Shanta partiu para Lunawa com pouca coisa. Não tem casa, perdeu tudo e ainda espera da vida. Veio do Líbano. Encontramo-nos na enorme varanda.  Passa gente lá em baixo e olha para cima com curiosidade. Os indianos são curiosos e sorriem. Nós somos brancas. Shanta ao meu lado, pesquisa livros naturistas. “Nature cure” é o seu darma. Às vezes a vejo cercada de pássaros. Outras vezes cuidando das plantas “Vou a Delhi para um curso especializado, mas em janeiro estarei de volta.” Há uma simplicidade em dizer “I’m a homeless lady”. Uma pessoa sem lar, sem casa, viajando com poucas malas. O consumo não existe para esta gente, pois o consumo exige um lugar para se depositar coisas. Armários embutidos, prateleiras, armários cheios de bagulhos.
Viver o agora é despojar-se de tudo, morrer para o passado, os apegos, as coisas acumuladas. As pessoas de um modo geral são “homeless” aqui. Suzy foi professora, largou tudo. Fico lembrando as palavras de Rubens, um teosofista vindo de Kênia, África. “Conhecimento adquiri-se em livros, mas a sabedoria só nos chega através da experiência.” Viajar nos mostra a vida logo em seus múltiplos aspectos, chega-se à conclusão de que o acumulo e o consumo não levam a nada.
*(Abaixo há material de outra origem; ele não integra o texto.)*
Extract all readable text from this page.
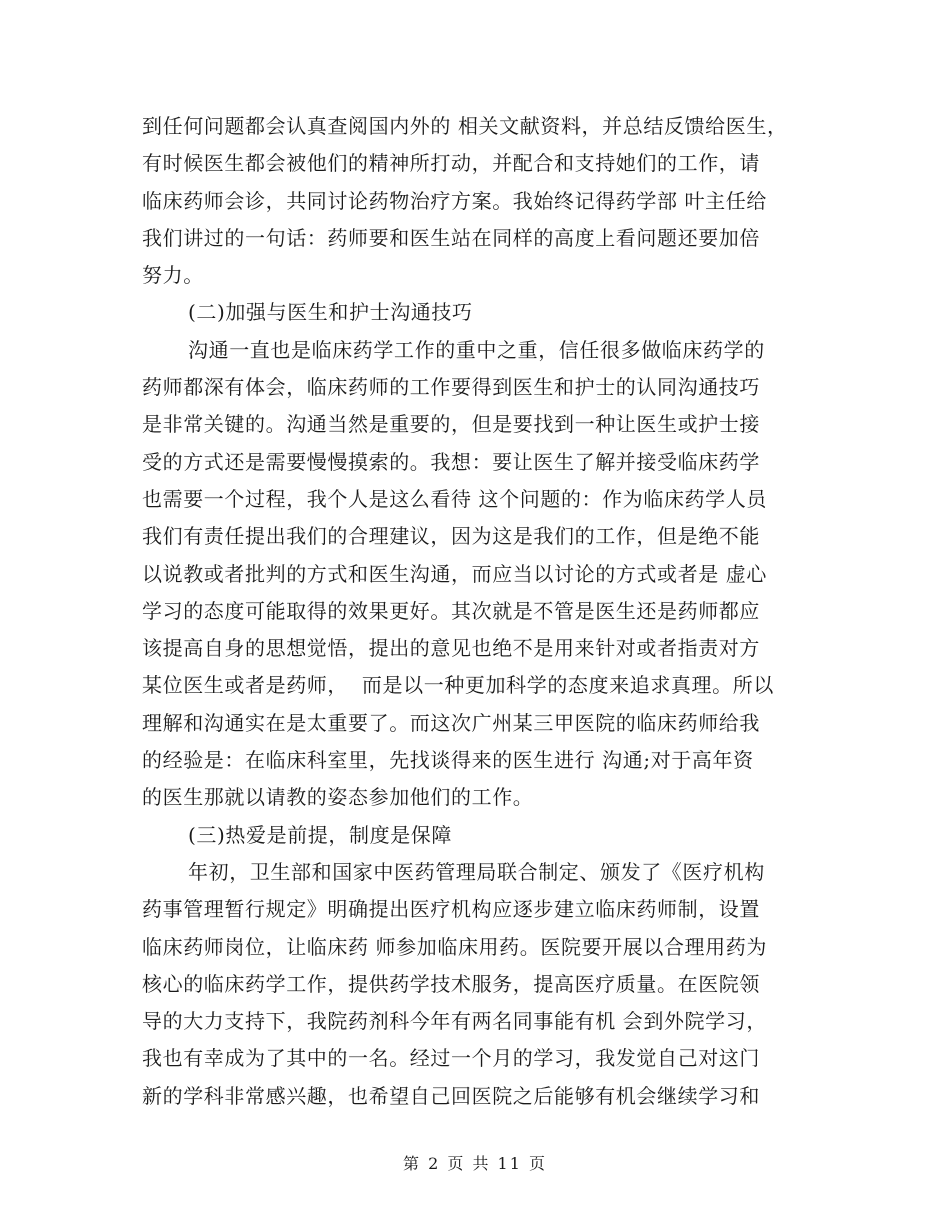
到任何问题都会认真查阅国内外的 相关文献资料，并总结反馈给医生，
有时候医生都会被他们的精神所打动，并配合和支持她们的工作，请
临床药师会诊，共同讨论药物治疗方案。我始终记得药学部 叶主任给
我们讲过的一句话：药师要和医生站在同样的高度上看问题还要加倍
努力。
(二)加强与医生和护士沟通技巧
沟通一直也是临床药学工作的重中之重，信任很多做临床药学的
药师都深有体会，临床药师的工作要得到医生和护士的认同沟通技巧
是非常关键的。沟通当然是重要的，但是要找到一种让医生或护士接
受的方式还是需要慢慢摸索的。我想：要让医生了解并接受临床药学
也需要一个过程，我个人是这么看待 这个问题的：作为临床药学人员
我们有责任提出我们的合理建议，因为这是我们的工作，但是绝不能
以说教或者批判的方式和医生沟通，而应当以讨论的方式或者是 虚心
学习的态度可能取得的效果更好。其次就是不管是医生还是药师都应
该提高自身的思想觉悟，提出的意见也绝不是用来针对或者指责对方
某位医生或者是药师，  而是以一种更加科学的态度来追求真理。所以
理解和沟通实在是太重要了。而这次广州某三甲医院的临床药师给我
的经验是：在临床科室里，先找谈得来的医生进行 沟通;对于高年资
的医生那就以请教的姿态参加他们的工作。
(三)热爱是前提，制度是保障
年初，卫生部和国家中医药管理局联合制定、颁发了《医疗机构
药事管理暂行规定》明确提出医疗机构应逐步建立临床药师制，设置
临床药师岗位，让临床药 师参加临床用药。医院要开展以合理用药为
核心的临床药学工作，提供药学技术服务，提高医疗质量。在医院领
导的大力支持下，我院药剂科今年有两名同事能有机 会到外院学习，
我也有幸成为了其中的一名。经过一个月的学习，我发觉自己对这门
新的学科非常感兴趣，也希望自己回医院之后能够有机会继续学习和
第 2 页 共 11 页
É como a serpente comendo o próprio rabo. Compra-se, satisfaz-se um desejo e ele nos envolve. O não consumo é a sabedoria. Aquela italiana com um coque amarrado no alto da cabeça só tem duas roupas. “Tive de optar, ou viajo e aprendo, ou compro e não aprendo”. As roupas já estão desbotadas, mas a filhinha de 6 anos está feliz porque está sempre com a mãe, que aprende a fazer bonecos, estuda música e pretende ensinar na Itália o que aprendeu na Índia.
Aqui nesta comunidade moramos em quartos com banheiro coletivo. Lavamos roupa no tanque, onde às vezes encontramos amigos para um bate papo internacional. Lisa nos fala da Inglaterra. Já foi chofer de taxi, agora está aqui, aprendendo na universidade da vida. Procura ajudar todo mundo. Há uma vibração intensa de amor e compaixão. Todos têm a sua história e se encontram junto ao tanque de lavar roupa.